The Classroom Experience
Students with ASD attend the same classes as all other students. Some have shadow coaches who observe them during classroom time, help them stay on task and help them communicate with their professor as needed.
The CLP Lab
After their classes, the students go to the CLP lab for support. In the CLP lab, computers and other technological devices that support multi-sensory learning are provided. For instance, students can listen to an audio textbook or speak their answers or notes into devices that record and transcribe them for a written document.
At the lab, coaches are available for specialized individual support. The coaches monitor timely homework completion, provide academic advising, facilitate study groups, review appropriate classroom social skills and collaborate with the student’s family and professors as needed.
The CLP offers non-mandated direct services support for students with ASD. Therefore, the operation of the CLP requires additional fees from families, gifts from foundations or grants that support individuals with disabilities. The CLP also assists student efforts to ensure that students use their legally mandated support services (Americans with Disabilities Act and section 504 of the Rehabilitation Act) as needed. These include audio-recorded lectures, alternative testing arrangements, accessible media and assistive technology.

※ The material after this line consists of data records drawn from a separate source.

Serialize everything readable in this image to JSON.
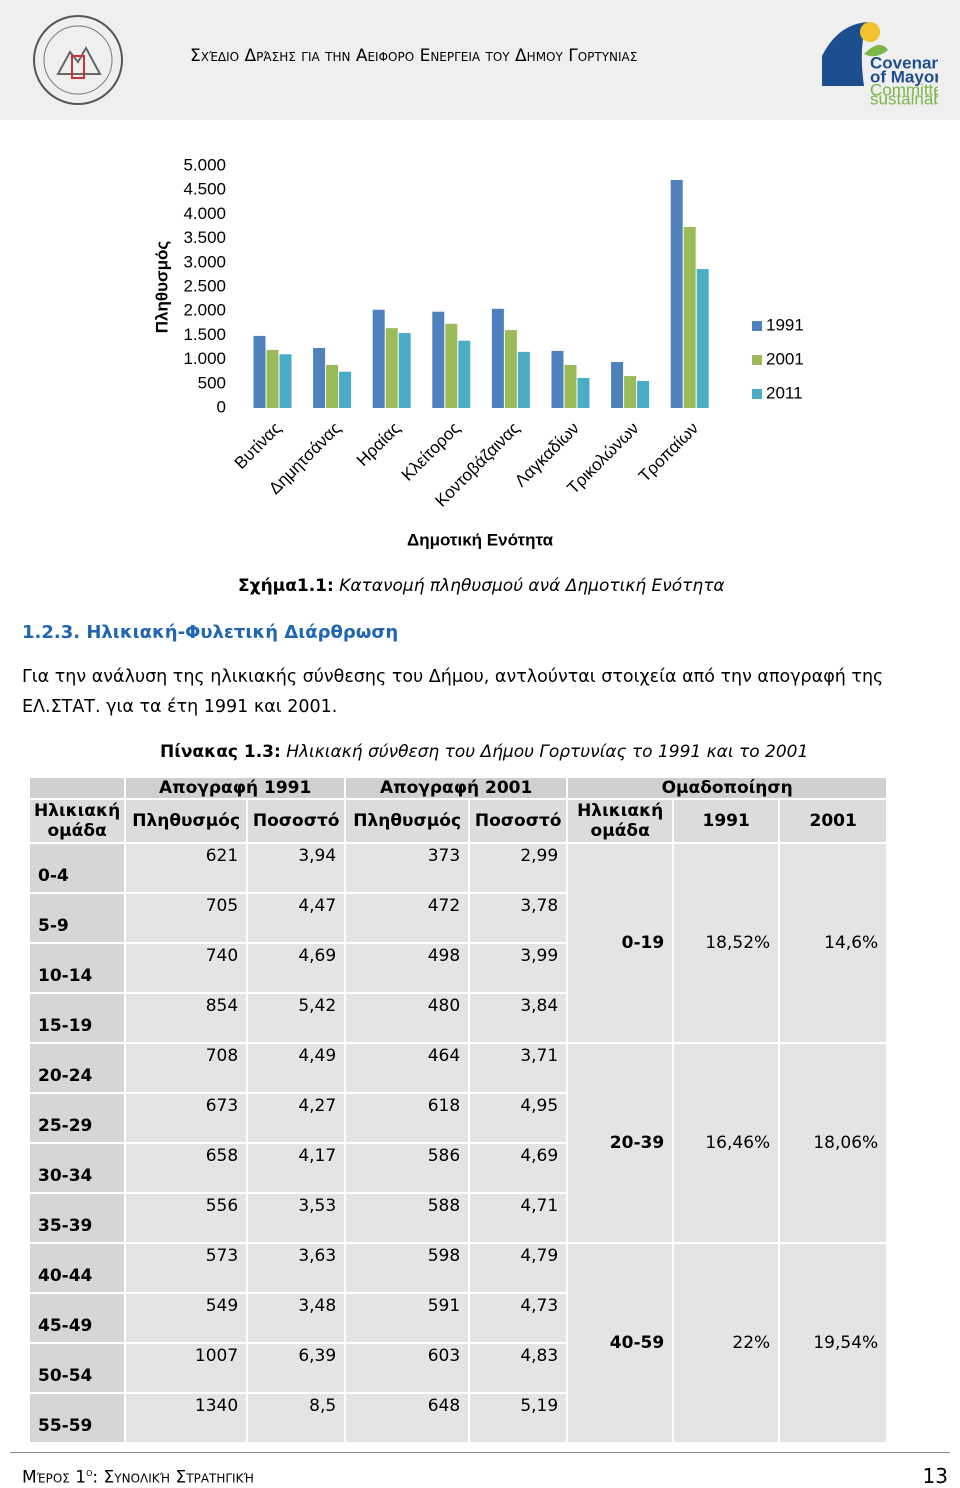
{
  "header": {
    "title": "Σχέδιο Δράσης για την Αειφορο Ενεργεια του Δημου Γορτυνιας",
    "logo": [
      "Covenant",
      "of Mayors",
      "Committed to local",
      "sustainable energy"
    ]
  },
  "chart_data": {
    "type": "bar",
    "y_label": "Πληθυσμός",
    "x_label": "Δημοτική Ενότητα",
    "categories": [
      "Βυτίνας",
      "Δημητσάνας",
      "Ηραίας",
      "Κλείτορος",
      "Κοντοβάζαινας",
      "Λαγκαδίων",
      "Τρικολώνων",
      "Τροπαίων"
    ],
    "series": [
      {
        "name": "1991",
        "color": "#4f81bd",
        "values": [
          1490,
          1240,
          2030,
          1990,
          2050,
          1180,
          950,
          4710
        ]
      },
      {
        "name": "2001",
        "color": "#9bbb59",
        "values": [
          1200,
          890,
          1650,
          1740,
          1610,
          890,
          660,
          3740
        ]
      },
      {
        "name": "2011",
        "color": "#4bacc6",
        "values": [
          1110,
          750,
          1550,
          1390,
          1160,
          620,
          560,
          2870
        ]
      }
    ],
    "ylim": [
      0,
      5000
    ],
    "yticks": [
      0,
      500,
      {
        "value": 1000,
        "label": "1.000"
      },
      {
        "value": 1500,
        "label": "1.500"
      },
      {
        "value": 2000,
        "label": "2.000"
      },
      {
        "value": 2500,
        "label": "2.500"
      },
      {
        "value": 3000,
        "label": "3.000"
      },
      {
        "value": 3500,
        "label": "3.500"
      },
      {
        "value": 4000,
        "label": "4.000"
      },
      {
        "value": 4500,
        "label": "4.500"
      },
      {
        "value": 5000,
        "label": "5.000"
      }
    ],
    "legend": "right",
    "grid": false
  },
  "caption": {
    "label": "Σχήμα1.1:",
    "text": "Κατανομή πληθυσμού ανά Δημοτική Ενότητα"
  },
  "section": "1.2.3. Ηλικιακή-Φυλετική Διάρθρωση",
  "paragraph": "Για την ανάλυση της ηλικιακής σύνθεσης του Δήμου, αντλούνται στοιχεία από την απογραφή της ΕΛ.ΣΤΑΤ. για τα έτη 1991 και 2001.",
  "table_caption": {
    "label": "Πίνακας 1.3:",
    "text": "Ηλικιακή σύνθεση του Δήμου Γορτυνίας το 1991 και το 2001"
  },
  "table": {
    "header_top": [
      "Απογραφή 1991",
      "Απογραφή 2001",
      "Ομαδοποίηση"
    ],
    "header": [
      "Ηλικιακή ομάδα",
      "Πληθυσμός",
      "Ποσοστό",
      "Πληθυσμός",
      "Ποσοστό",
      "Ηλικιακή ομάδα",
      "1991",
      "2001"
    ],
    "rows": [
      [
        "0-4",
        "621",
        "3,94",
        "373",
        "2,99"
      ],
      [
        "5-9",
        "705",
        "4,47",
        "472",
        "3,78"
      ],
      [
        "10-14",
        "740",
        "4,69",
        "498",
        "3,99"
      ],
      [
        "15-19",
        "854",
        "5,42",
        "480",
        "3,84"
      ],
      [
        "20-24",
        "708",
        "4,49",
        "464",
        "3,71"
      ],
      [
        "25-29",
        "673",
        "4,27",
        "618",
        "4,95"
      ],
      [
        "30-34",
        "658",
        "4,17",
        "586",
        "4,69"
      ],
      [
        "35-39",
        "556",
        "3,53",
        "588",
        "4,71"
      ],
      [
        "40-44",
        "573",
        "3,63",
        "598",
        "4,79"
      ],
      [
        "45-49",
        "549",
        "3,48",
        "591",
        "4,73"
      ],
      [
        "50-54",
        "1007",
        "6,39",
        "603",
        "4,83"
      ],
      [
        "55-59",
        "1340",
        "8,5",
        "648",
        "5,19"
      ]
    ],
    "groups": [
      [
        "0-19",
        "18,52%",
        "14,6%"
      ],
      [
        "20-39",
        "16,46%",
        "18,06%"
      ],
      [
        "40-59",
        "22%",
        "19,54%"
      ]
    ]
  },
  "footer": {
    "part": "Μέρος 1",
    "sup": "ο",
    "text": ": Συνολική Στρατηγική",
    "page": "13"
  }
}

In each CSUEB apartment, four students live together while sharing common areas. To assist the transition from high school to college, coaches are provided to help the students get settled. A 10-week planning program helps the students with executive functioning skills, organization/time-management techniques and the prioritization of academic activities. These coaches provide essential knowledge to help promote student independence with such functions as household chores, grocery shopping and safety procedures.
Erin Martelli, Academic Coach and Ilea Adams, Academic Coach
Bryan Fauth, CLP Coordinator and Elizabeth Chueka, Project Impact’s Assistive Technology Trainer. CLP currently shares their lab with Project Impact. Project Impact provides tutoring, lab support, wellness counseling, and assistive technology training to students with document disabilities.
CLP Student Profiles
Students are encouraged to write a letter of introduction explaining their unique challenges to professors of their quarterly; however, CLP students may or may not choose to tell faculty or other students about their diagnosis.
Kenton Barks is a theatre student. He is great with voices and hopes to become a voice actor. During a visit, he performed an uncanny imitation of the Star Wars character Chewbacca. Kenton’s challenges range from needing help with organizational skills to being punctual to his classes. Along with these difficulties, he has faced some tough challenges throughout his college career, but has never given up. He currently holds a 3.0 GPA.
Antonio Garcia is freshman at CSUEB. At first, Antonio was having difficulty with the transition from high school to college because of the fast paced environment, but is now more comfortable with the college environment. Antonio is an art major and has a talent for drawing and photography. Antonio’s challenges range from paying attention in the classroom and being surrounded by large groups of people. He cites CLP as one of the key assets to help him adapt to college life.
Drew Lochtefeld is a current CSUEB student who lives on campus. He is studying history and political science and has an amazing knowledge of historical events, dates, political parties and ideologies. In terms of being organized and staying focused, Drew has come a long way since he first started at the university; he attends his lab every day, is organized and checks his assignments regularly. One of the social challenges Drew faces is when friends make non-specific plans such as “let’s hang out at the mall.” He prefers to know such detailed plans such as time duration, activity specifics and return time. Bryan takes his fellow students on many social outings such as trips to the theatre, visits to Chinatown and shopping excursions.